Столяров Андрей Михайлович

1. ОТ МАТФЕЯ

Взяли меня ночью, где-то около четырех часов. Операция готовилась очень тщательно: все пространство вокруг моего дома было заблокировано, улицы – перекрыты транспортерами с десантниками ВВС, на крыше дома сидело подразделение «Бета», причем в распоряжении его находился специально оборудованный вертолет, взвод химической обороны подготовил мониторы дезактиваторов, а по лестнице и в саму квартиру вошла так называемая «Группа Ц», двенадцать советских ниндзя, включая командира, в масках, в защитных комбинезонах, сливающихся с темнотой, кстати, я не уверен, что о существовании этой группы известно правительству – впрочем, это не мое дело. Разумеется, у них имелся дубликат ключей, дверной замок к тому времени был уже обследован и смазан, также уже негласно была проверена вся квартира, было точно известно, что я в это время буду спать, поэтому никаких усилий от них не требовалось, им надо было просто войти, изготовиться и разбудить меня. Что они, собственно, и сделали. Между прочим, помимо обычного оснащения – ну там, пистолеты, как полагается, ножи – у них были еще специальные осиновые колышки, нечто вроде дротиков с заостренными концами, и когда один из них зажег свет, то остальные сразу же направили эти дротики на меня, готовые метнуть их при первых же признаках опасности. То есть, были учтены все возможные варианты.
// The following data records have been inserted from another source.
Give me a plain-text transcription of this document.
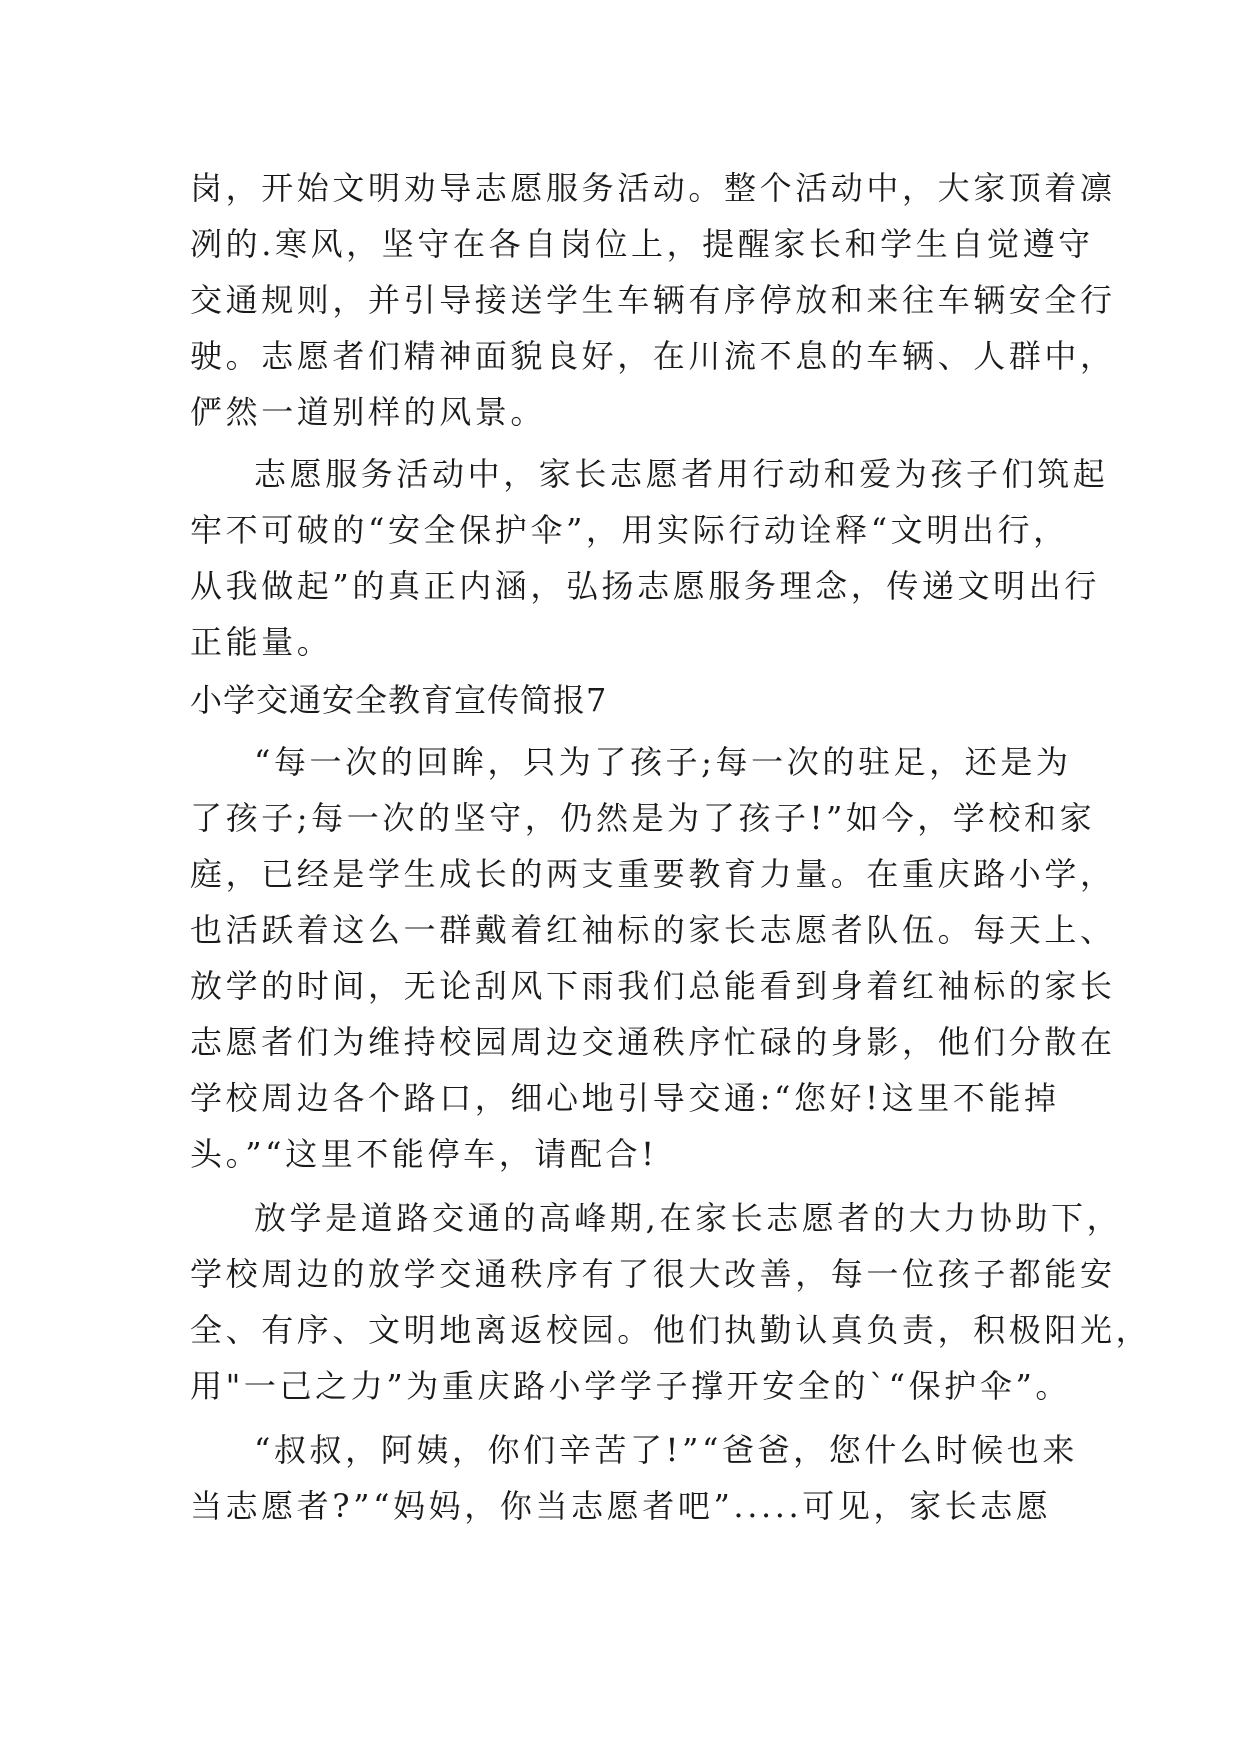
岗，开始文明劝导志愿服务活动。整个活动中，大家顶着凛
冽的.寒风，坚守在各自岗位上，提醒家长和学生自觉遵守
交通规则，并引导接送学生车辆有序停放和来往车辆安全行
驶。志愿者们精神面貌良好，在川流不息的车辆、人群中，
俨然一道别样的风景。
志愿服务活动中，家长志愿者用行动和爱为孩子们筑起
牢不可破的“安全保护伞”，用实际行动诠释“文明出行，
从我做起”的真正内涵，弘扬志愿服务理念，传递文明出行
正能量。
小学交通安全教育宣传简报7
“每一次的回眸，只为了孩子;每一次的驻足，还是为
了孩子;每一次的坚守，仍然是为了孩子!”如今，学校和家
庭，已经是学生成长的两支重要教育力量。在重庆路小学，
也活跃着这么一群戴着红袖标的家长志愿者队伍。每天上、
放学的时间，无论刮风下雨我们总能看到身着红袖标的家长
志愿者们为维持校园周边交通秩序忙碌的身影，他们分散在
学校周边各个路口，细心地引导交通:“您好!这里不能掉
头。”“这里不能停车，请配合!
放学是道路交通的高峰期,在家长志愿者的大力协助下，
学校周边的放学交通秩序有了很大改善，每一位孩子都能安
全、有序、文明地离返校园。他们执勤认真负责，积极阳光，
用"一己之力”为重庆路小学学子撑开安全的`“保护伞”。
“叔叔，阿姨，你们辛苦了!”“爸爸，您什么时候也来
当志愿者?”“妈妈，你当志愿者吧”.....可见，家长志愿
Правда, лично я ни о каких вариантах не подозревал, я узнал о них значительно позже, а тогда, разбуженный светом и прикосновением к своему голому плечу, лишь ошеломленно таращился на жутковатых непонятных людей, с головы до ног замотанных черной тканью, которые, застыв полукругом, молча взирали на меня, а в руках у них белели эти самые осиновые дротики. Впечатление было кошмарное. Главное – внезапность. До сих пор не понимаю, как у меня не разорвалось сердце. В общем, если они добивались психологической капитуляции, то они ее добились, я начисто перестал соображать, и когда некий человек – не обмотанный черной материей, будто мумия, а нормальный, в обычном сером костюме, с открытым лицом, видимо, сопровождающий «Группу Ц», выйдя из-за их спин небрежно махнул перед моим носом малиновым удостоверением и, представившись капитаном Таким-то, заявил, что я арестован, то я испытал прямо-таки облегчение. Честное слово, я испытал облегчение, потому что я понял, что это не бандиты, не сумасшедшие, не ожившие мертвецы, а просто органы госбезопасности – свои, родные – и, следовательно, меня не будут сейчас убивать, меня не будут душить или закапывать живьем в землю, меня просто-апросто арестовывают. Арестовывают, и более ничего. Я даже обмяк. Я настолько обмяк, что поинтересовался, а в чем, собственно, дело? Почему меня – разбудили посреди ночи? Почему арестовывают? Разумеется, я не рассчитывал на какие-либо объяснения. Когда это у нас органы госбезопасности что-либо объясняли гражданам? Я спрашивал скорее для морального успокоения и поэтому вполне удовлетворился сдержанным суховатым ответом капитана Такого-то, что вот, мол, санкция прокурора, одевайтесь, гражданин, следуйте за нами.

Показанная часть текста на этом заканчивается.